Working PaperRegion & Country Studies

Green Industrialisation and Entrepreneurship in Africa

Milan Brahmbhatt, Catlyne Haddaoui, John Page

Changing global trends are creating new opportunities for economic transformation and green industrialization in Africa. Policies that encourage economic transformation and ‘green growth’, combined with entrepreneurship, could enable Africa to achieve a clean, resource-efficient modern economy.

Authors

Milan Brahmbhatt New Climate Economy

Catlyne Haddaoui Overseas Development Institute

John Page The Brookings Institution

Overview

October 2017

Policymakers across Africa have widely embraced economic transformation as a key to help accelerate and sustain inclusive growth. Economic transformation refers to two linked development processes. One is structural change: the shift of workers and other resources from low-productivity sectors, such as subsistence agriculture, to high-productivity sectors, such as industry and modern services. The other is faster productivity growth within various sectors. Sustained robust economic growth is essential to achieve rapid job growth and poverty reduction in Africa.

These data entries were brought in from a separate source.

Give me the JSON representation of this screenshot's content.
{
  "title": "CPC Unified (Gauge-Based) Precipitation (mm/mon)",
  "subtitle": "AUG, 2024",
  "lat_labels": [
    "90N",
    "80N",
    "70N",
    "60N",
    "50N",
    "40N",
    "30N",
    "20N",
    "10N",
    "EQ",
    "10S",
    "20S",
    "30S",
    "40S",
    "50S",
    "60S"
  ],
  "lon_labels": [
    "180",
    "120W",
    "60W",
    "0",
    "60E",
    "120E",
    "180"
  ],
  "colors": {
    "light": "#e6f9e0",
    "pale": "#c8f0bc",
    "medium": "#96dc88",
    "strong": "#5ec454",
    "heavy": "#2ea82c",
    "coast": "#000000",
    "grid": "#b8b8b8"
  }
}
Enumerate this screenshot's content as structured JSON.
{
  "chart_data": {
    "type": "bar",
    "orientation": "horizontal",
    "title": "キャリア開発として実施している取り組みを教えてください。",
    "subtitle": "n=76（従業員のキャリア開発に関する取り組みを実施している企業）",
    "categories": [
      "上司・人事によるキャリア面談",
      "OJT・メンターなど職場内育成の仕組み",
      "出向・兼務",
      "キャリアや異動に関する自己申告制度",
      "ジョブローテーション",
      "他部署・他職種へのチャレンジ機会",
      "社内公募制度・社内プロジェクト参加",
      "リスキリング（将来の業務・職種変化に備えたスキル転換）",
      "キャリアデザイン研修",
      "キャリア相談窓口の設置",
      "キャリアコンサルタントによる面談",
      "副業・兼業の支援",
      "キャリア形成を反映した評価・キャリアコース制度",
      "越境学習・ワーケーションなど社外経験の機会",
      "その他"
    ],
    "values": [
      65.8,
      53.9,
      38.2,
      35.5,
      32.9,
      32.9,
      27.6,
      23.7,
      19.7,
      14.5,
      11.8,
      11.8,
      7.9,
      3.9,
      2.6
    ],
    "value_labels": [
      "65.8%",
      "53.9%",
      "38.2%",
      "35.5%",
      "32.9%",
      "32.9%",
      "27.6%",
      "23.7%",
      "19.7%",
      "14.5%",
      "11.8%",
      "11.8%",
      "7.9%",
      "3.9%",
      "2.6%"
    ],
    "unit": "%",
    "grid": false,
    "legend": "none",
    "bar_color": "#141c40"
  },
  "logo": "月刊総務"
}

African policymakers also increasingly stress the need and the growing opportunities for green growth – growth that protects Africa’s natural environment in ways that increase the welfare of present and future generations, and which creates new opportunities for economic transformation and development. Ensuring that the natural environment is able to continue to provide the services on which human welfare depends is essential to ensuring the sustainability of economic transformation and growth. Africa is experiencing the ill effects of environmental degradation on several fronts. But such outcomes are not inevitable. Economic transformation can and should deliver green growth.

Economic transformation and green growth both depend on doing new things or doing things differently: making risky investments in new, unfamiliar sectors or products or adopting new, unfamiliar methods, processes, technologies, or inputs. Therefore they depend crucially on the activity of entrepreneurs, who drive change through their innovation and risk-taking.

This paper discusses the opportunities – and challenges – for African policymakers and businesses on these three related issues: economic transformation, green growth, and entrepreneurship. Better policies and institutions, changing world markets and global technological progress have the potential to foster both economic transformation and green growth in Africa, or to better manage trade-offs between them, as well as to encourage more vigorous entrepreneurship, a key for economic transformation and green growth.